Q: Havok has said that, with all of the power offered by the PS4, the Xbox One, and today’s modern PCs, there needs to be a new consideration that the smaller things dust, debris, particles, fire, etc. are as key to making next-gen scenes look immersive and real as do the traditional areas, such as polys, resolution, and frame-rates. What would you say to the devs out there to convince them of that?
Bowell: Exactly. Havok has always been about helping developers create that sense of immersion and suspension of disbelief. If you look at the movie and visual FX industry, the extent to which movies draw you in with atmospheric effects like smoke, mist, and fire, scare you with swarms of insects, and deafen you with earth-shattering explosions, the same is true for gaming.

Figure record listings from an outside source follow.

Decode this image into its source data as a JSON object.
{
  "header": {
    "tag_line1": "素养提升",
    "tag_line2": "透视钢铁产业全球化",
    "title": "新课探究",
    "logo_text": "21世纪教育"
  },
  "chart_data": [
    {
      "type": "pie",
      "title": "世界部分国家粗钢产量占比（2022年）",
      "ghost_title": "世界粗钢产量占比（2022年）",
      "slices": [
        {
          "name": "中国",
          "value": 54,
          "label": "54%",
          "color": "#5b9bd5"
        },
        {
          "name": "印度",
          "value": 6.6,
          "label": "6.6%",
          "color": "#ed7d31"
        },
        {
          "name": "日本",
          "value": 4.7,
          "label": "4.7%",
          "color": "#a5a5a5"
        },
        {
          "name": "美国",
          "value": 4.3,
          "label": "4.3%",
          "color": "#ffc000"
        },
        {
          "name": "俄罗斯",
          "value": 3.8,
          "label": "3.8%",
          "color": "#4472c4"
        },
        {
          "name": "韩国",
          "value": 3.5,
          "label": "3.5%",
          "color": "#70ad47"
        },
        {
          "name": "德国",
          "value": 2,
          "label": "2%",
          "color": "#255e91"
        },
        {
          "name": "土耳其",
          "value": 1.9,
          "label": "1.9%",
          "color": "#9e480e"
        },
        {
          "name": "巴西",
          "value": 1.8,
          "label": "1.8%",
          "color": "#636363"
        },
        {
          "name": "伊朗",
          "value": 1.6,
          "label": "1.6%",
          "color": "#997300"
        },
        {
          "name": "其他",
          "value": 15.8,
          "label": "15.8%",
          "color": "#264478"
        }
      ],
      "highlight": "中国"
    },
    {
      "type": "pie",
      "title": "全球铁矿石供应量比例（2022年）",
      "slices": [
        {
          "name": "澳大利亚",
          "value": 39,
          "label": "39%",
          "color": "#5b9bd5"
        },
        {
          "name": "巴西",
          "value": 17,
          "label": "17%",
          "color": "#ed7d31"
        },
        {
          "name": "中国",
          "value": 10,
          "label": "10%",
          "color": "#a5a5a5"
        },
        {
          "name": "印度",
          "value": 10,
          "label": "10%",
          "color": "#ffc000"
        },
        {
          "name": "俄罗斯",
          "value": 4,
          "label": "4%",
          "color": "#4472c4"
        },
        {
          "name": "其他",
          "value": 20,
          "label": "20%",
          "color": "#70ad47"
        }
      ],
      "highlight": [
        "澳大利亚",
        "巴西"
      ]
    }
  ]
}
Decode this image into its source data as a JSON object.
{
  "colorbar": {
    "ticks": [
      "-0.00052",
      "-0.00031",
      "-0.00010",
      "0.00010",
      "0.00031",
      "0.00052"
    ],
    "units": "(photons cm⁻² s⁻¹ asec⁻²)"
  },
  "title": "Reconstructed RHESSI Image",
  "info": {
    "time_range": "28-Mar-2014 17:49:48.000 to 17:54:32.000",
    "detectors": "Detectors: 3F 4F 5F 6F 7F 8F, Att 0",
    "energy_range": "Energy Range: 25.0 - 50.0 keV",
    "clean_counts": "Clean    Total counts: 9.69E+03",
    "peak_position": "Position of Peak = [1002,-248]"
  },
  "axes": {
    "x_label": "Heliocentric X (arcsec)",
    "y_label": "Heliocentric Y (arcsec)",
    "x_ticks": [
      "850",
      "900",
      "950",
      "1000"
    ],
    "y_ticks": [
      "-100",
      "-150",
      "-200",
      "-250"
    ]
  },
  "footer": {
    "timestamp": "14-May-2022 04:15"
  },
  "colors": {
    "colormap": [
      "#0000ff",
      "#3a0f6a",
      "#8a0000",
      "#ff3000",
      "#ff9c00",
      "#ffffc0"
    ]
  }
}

However, in the past, game developers focused on using purely visual effects to achieve this atmosphere. The next shift that Havok’s latest technology will enable is making purely visual effects fully interactive. At GDC 2015, Havok will be showcasing new technology to allow game developers to achieve this.
Q: Once again, Havok is sponsoring a booth actually a business suite at GDC 2015. Why has the conference become such an important part of Havok’s marketing strategy?
Bowell: This is our 15th year at GDC! We are also having our 15-year anniversary as a company! GDC has been an integral part of our company’s planning and execution. We launch new tech at GDC, we talk with key customers around the world about what technical challenges and needs they have, and we party at GDC! GDC is at the heart of things for us!